Pointing to the infamous example in which Targetknew a teenage girl was pregnant before her father, Mills said “this is going to be a big…problem. Google is getting really smart…do you have a strategy in place for when this happens to your clients? It is going to be a really big problem and absolutely no one is prepared for it. This will be a big problem in our era. We have no backup plan. We need to rethink it.”

And it’s not just data – it’s also short attention spans, which mean marketers have to tell brand stories in headlines. And that’s not so bad when brands are selling candy or shoes, but is harder when it’s advanced technology and/or a product with no existing framework in which to understand it. That means marketers have to start thinking in really short bites and use retargeting to get back to consumers and tell the next chapter of the brand story.
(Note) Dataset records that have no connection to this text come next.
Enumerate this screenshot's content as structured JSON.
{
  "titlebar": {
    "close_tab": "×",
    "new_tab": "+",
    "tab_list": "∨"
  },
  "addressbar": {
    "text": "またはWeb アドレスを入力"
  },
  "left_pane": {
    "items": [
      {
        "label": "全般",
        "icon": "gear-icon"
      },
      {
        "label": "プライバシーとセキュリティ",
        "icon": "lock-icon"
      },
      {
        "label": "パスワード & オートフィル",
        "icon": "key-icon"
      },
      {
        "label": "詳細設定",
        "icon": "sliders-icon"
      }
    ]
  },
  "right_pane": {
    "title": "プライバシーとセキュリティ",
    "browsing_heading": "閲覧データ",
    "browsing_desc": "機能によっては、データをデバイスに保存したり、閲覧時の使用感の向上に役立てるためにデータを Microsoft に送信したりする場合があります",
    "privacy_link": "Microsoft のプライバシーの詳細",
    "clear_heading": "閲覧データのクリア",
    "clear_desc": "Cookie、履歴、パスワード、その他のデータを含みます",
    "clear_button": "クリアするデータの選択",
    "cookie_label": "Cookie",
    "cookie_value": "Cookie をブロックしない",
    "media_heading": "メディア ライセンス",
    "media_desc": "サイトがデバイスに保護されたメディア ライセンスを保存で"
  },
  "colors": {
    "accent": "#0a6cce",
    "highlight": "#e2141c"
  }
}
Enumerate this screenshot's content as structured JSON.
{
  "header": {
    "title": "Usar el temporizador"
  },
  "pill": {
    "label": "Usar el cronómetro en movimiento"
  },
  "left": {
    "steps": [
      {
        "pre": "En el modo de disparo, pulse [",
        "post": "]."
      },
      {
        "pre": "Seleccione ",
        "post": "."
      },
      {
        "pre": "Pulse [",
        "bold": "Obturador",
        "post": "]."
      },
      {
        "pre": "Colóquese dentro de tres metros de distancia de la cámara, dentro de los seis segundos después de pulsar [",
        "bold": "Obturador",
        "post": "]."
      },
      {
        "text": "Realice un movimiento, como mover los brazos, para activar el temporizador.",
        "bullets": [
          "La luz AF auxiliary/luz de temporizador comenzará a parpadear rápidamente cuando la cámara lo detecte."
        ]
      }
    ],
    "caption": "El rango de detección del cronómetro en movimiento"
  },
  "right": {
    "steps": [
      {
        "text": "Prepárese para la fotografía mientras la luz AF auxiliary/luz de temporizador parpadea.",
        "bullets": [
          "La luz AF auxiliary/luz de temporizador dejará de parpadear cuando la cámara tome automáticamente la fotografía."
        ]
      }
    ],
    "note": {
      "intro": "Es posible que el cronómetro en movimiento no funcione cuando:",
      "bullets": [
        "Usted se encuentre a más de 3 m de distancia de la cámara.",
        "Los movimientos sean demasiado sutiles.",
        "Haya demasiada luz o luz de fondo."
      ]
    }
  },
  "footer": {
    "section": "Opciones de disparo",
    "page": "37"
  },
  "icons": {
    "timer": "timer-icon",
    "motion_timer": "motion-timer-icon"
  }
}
That was part of the inspiration behind the faux IoT handbag the iBag2 for comparison tool Finder.com to educate consumers about financial wellness. The project included assets like video, infographics and GIFs and “worked because I accepted the truth of where our market is”, Mills added.

The same is true of the 3Doodler, which Mills called a “glorified glue gun”, but, she added, “‘Glorified glue gun’ is not clickable.” And after positioning it as a 3D printing pen, Mills said the project generated over $1.5m on Kickstarter.

In fact, Mills recommended going to Kickstarter to see what’s emerging as if it is trending there, it will be trending in consumer technology soon thereafter.

And as we move toward a world in which Google may send push notifications about a nearby burger joint to consumers stumbling out of a nightclub at the end of the night, it’s even more important than ever for marketers to be great storytellers and to be charismatic, she added.